La Lettre circulaire

Le talent attire le talent, c’est là son signe avant-coureur le plus sûr. Chez un jeune écrivain qui n’a encore rien publié, je le mesure à l’excitation que lui procure la lecture d’un très bon livre. Son enthousiasme est tel face à tant de générosité qu’il n’a d’autre choix que de se hisser au niveau de son compagnon de marche ; mais c’est à peine s’il a conscience de ce premier pas. La promenade qui suit l’enchante. Des reliefs, qui paraissaient d’en bas imprenables et condamnés à l’asphyxie des neiges éternelles, se transforment sous le patronage de son guide en chemins fertiles et ombragés. De nouvelles perspectives se révèlent au jeune ambitieux. Plongé dans cet état de sensibilité exacerbée qui de loin ressemble aux rêveries d’un adolescent qui s’ennuie, il croise parfois d’autres promeneurs, qui le saluent d’égal à égal. À aucun moment, il ne se dit : ceci n’est pas pour moi. Sa présomption n’est pas celle d’un ego qui gonfle son plumage pour se mesurer à plus grand que soi, mais reconnaissance d’une sensibilité que chacun d’entre nous reçoit en partage.

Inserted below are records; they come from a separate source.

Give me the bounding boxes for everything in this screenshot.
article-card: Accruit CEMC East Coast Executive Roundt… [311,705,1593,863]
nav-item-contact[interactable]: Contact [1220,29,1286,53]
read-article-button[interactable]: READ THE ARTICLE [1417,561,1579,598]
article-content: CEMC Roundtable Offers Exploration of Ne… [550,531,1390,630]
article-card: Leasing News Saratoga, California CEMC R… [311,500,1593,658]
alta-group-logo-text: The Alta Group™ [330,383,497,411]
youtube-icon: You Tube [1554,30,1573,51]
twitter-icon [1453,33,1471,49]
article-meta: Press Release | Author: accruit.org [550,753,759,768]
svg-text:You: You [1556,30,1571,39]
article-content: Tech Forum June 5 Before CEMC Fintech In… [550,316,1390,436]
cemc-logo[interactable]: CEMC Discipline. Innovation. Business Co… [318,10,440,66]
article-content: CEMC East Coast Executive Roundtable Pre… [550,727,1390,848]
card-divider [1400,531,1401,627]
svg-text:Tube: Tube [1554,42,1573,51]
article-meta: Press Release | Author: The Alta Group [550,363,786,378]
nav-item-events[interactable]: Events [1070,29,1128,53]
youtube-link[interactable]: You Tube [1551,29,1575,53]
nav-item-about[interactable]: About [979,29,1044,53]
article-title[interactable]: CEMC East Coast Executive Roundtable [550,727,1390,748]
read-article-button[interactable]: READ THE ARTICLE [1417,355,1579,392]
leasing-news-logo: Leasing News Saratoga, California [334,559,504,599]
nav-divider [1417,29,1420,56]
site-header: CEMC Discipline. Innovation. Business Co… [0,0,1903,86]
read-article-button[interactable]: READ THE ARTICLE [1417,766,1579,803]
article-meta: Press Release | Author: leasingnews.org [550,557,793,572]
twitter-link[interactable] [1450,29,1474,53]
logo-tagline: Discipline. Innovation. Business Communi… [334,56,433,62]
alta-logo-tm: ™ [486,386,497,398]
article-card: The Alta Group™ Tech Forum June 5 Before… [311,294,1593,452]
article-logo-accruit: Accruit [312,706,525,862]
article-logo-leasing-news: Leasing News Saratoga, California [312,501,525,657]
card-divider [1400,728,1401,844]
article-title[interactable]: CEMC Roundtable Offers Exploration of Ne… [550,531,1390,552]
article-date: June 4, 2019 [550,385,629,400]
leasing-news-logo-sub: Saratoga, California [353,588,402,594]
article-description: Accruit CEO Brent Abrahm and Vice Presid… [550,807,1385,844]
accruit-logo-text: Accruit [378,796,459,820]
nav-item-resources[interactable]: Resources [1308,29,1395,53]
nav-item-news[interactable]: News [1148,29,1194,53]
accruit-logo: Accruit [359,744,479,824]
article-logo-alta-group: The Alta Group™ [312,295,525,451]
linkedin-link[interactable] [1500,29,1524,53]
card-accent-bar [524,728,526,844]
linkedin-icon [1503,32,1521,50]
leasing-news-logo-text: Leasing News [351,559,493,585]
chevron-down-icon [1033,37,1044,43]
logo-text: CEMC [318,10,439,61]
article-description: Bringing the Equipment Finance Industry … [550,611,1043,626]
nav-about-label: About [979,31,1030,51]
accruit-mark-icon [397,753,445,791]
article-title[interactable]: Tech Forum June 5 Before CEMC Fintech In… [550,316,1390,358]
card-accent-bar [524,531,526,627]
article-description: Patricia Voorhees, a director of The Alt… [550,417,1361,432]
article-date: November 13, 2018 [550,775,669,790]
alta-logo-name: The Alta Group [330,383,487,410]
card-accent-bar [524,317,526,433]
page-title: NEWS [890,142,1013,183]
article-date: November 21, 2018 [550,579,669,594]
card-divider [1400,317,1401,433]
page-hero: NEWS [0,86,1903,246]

Les chefs-d’œuvre galvanisent ou intimident, selon la personne qui les reçoit. Leur grande simplicité crée une illusion de facilité qui encourage le rêveur imprudent à s’élancer dans la littérature ; mais la beauté terrorise autant qu’elle séduit. Les personnes peu sûres d’elles, avant de transformer leurs doutes en atouts, vont d’abord perdre leur temps à comparer leurs brouillons au fini d’un grand livre. Le rêveur imprudent conjugue toujours son talent au futur. Il sait depuis Buffon (et Flaubert et Maupassant et…) que « le génie n’est qu’une plus grande aptitude à la patience ».